Columbia Student Released After ICE Arrest Raises Free Speech Concerns
Legal experts warn that cases like Mahdawi’s underscore the importance of upholding our constitutional rights.
Columbia University student Mohsen Mahdawi was released from federal immigration custody on Wednesday after a judge’s order, weeks after being arrested in Vermont.
Mahdawi, 34, is a Legal Permanent Resident who has held that status for ten years. He has been attending Columbia University as an undergraduate student since 2021 and helped organize pro-Palestinian protests at the university last year.

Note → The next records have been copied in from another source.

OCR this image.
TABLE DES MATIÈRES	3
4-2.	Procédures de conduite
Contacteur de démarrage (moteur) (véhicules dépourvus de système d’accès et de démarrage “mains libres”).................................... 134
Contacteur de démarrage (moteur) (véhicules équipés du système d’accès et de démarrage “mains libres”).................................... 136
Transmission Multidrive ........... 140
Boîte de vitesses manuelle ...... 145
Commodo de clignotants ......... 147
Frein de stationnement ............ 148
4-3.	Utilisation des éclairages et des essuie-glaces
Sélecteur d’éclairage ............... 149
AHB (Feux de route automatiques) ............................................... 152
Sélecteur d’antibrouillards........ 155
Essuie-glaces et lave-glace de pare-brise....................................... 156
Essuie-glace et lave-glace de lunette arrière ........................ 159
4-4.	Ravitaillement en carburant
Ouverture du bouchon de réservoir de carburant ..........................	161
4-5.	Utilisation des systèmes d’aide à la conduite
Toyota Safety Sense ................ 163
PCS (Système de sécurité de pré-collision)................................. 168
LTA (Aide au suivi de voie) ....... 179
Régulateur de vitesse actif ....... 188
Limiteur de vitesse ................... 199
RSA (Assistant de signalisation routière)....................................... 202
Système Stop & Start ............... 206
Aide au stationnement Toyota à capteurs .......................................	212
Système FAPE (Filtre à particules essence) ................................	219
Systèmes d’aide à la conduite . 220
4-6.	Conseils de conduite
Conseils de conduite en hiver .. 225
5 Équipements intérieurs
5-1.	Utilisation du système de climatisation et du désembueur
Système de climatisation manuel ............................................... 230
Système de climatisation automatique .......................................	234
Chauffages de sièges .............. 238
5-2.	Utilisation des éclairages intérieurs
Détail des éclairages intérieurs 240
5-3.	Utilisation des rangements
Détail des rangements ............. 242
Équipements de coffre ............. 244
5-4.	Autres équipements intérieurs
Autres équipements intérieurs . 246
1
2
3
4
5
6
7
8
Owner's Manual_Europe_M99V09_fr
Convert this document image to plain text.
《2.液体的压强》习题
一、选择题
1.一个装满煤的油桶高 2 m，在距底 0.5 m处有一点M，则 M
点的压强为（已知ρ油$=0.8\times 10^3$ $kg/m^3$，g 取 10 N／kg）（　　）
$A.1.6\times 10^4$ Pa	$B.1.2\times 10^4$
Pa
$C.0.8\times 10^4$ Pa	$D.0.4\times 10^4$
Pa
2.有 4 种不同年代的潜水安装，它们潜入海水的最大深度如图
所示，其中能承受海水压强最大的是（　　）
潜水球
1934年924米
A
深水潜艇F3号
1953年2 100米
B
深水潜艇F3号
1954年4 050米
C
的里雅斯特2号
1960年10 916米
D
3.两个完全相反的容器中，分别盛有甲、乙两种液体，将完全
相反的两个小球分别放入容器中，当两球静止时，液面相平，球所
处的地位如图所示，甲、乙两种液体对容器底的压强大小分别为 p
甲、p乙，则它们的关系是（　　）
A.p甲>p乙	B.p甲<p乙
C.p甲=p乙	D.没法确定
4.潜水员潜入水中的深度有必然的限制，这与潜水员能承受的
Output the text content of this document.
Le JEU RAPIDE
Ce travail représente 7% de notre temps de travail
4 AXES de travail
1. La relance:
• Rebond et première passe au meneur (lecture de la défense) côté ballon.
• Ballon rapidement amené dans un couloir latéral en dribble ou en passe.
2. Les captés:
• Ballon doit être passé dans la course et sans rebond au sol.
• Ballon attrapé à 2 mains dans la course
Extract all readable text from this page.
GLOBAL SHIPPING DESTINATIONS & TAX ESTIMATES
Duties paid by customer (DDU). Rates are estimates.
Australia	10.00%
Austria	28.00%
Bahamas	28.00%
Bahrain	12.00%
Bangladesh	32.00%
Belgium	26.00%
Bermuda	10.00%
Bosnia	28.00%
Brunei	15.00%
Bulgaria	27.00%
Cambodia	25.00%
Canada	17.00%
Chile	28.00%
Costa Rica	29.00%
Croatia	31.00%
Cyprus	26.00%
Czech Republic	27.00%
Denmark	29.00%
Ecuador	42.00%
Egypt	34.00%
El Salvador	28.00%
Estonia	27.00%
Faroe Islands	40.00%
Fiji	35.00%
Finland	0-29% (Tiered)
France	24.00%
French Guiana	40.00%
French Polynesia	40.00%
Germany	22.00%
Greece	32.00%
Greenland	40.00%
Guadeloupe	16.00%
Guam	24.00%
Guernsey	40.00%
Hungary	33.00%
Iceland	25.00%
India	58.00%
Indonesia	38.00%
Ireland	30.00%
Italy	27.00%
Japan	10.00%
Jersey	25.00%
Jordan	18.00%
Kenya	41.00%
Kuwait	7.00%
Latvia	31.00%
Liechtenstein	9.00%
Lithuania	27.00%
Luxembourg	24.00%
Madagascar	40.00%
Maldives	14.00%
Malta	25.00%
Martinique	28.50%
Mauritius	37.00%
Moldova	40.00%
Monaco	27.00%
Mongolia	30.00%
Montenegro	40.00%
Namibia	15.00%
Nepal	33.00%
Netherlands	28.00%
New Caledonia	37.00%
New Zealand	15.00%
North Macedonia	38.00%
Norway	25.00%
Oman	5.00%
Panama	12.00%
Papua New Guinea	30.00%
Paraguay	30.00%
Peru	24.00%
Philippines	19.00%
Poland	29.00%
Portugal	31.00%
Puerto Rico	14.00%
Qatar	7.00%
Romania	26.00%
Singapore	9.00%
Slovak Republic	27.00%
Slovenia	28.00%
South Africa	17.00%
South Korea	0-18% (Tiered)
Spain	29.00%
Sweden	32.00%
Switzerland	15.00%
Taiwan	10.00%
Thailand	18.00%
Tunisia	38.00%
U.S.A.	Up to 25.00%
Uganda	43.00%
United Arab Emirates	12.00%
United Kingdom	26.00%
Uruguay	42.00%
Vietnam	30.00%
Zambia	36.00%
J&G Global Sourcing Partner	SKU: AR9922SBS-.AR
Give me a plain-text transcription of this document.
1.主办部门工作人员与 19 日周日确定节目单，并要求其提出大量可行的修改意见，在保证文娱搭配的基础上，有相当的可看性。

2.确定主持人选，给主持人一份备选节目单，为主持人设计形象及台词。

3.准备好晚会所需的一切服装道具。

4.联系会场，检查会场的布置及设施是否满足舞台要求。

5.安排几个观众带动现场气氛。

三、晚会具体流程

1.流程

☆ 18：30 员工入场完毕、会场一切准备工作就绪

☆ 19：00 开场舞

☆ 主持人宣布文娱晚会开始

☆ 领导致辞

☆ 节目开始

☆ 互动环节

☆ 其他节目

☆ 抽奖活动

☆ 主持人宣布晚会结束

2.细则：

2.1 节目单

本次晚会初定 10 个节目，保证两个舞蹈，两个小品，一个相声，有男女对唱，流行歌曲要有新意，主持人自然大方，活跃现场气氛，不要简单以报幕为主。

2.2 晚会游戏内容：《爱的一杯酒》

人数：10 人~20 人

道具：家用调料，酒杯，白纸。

On April 14, in an incident that was recorded on video, he was arrested by immigration authorities under the Trump administration. The government accused him of “engaging in threatening rhetoric and intimidation of pro-Israeli bystanders” and attempted to deport him.
However, U.S. District Judge Geoffrey Crawford ruled that Mahdawi does not appear to be a threat or a flight risk in the community, noting that his release was in the public interest to protect his First Amendment right to free speech.
Crawford wrote that legal residents are being arrested and threatened with deportation for expressing their political views. “Our nation has seen times like this before,” he said, “especially during the Red Scare and Palmer Raids of 1919–1920 that led to the deportation of hundreds of people suspected of anarchist or communist views.”
“If the First Amendment means anything, it means that the government can’t lock you up or deport you because of your political views,” said Ramya Krishnan, a lawyer at the Knight First Amendment Institute at Columbia University. “That’s literally the most important thing about this country.”
Since President Donald Trump took office, there have been several cases where U.S. citizens were taken into custody for deportation. For instance, Juan Carlos Lopez-Gomez, a 20-year-old U.S. citizen, was detained on April 16 by a Florida Highway Patrol trooper during a traffic stop and falsely accused of entering the country illegally.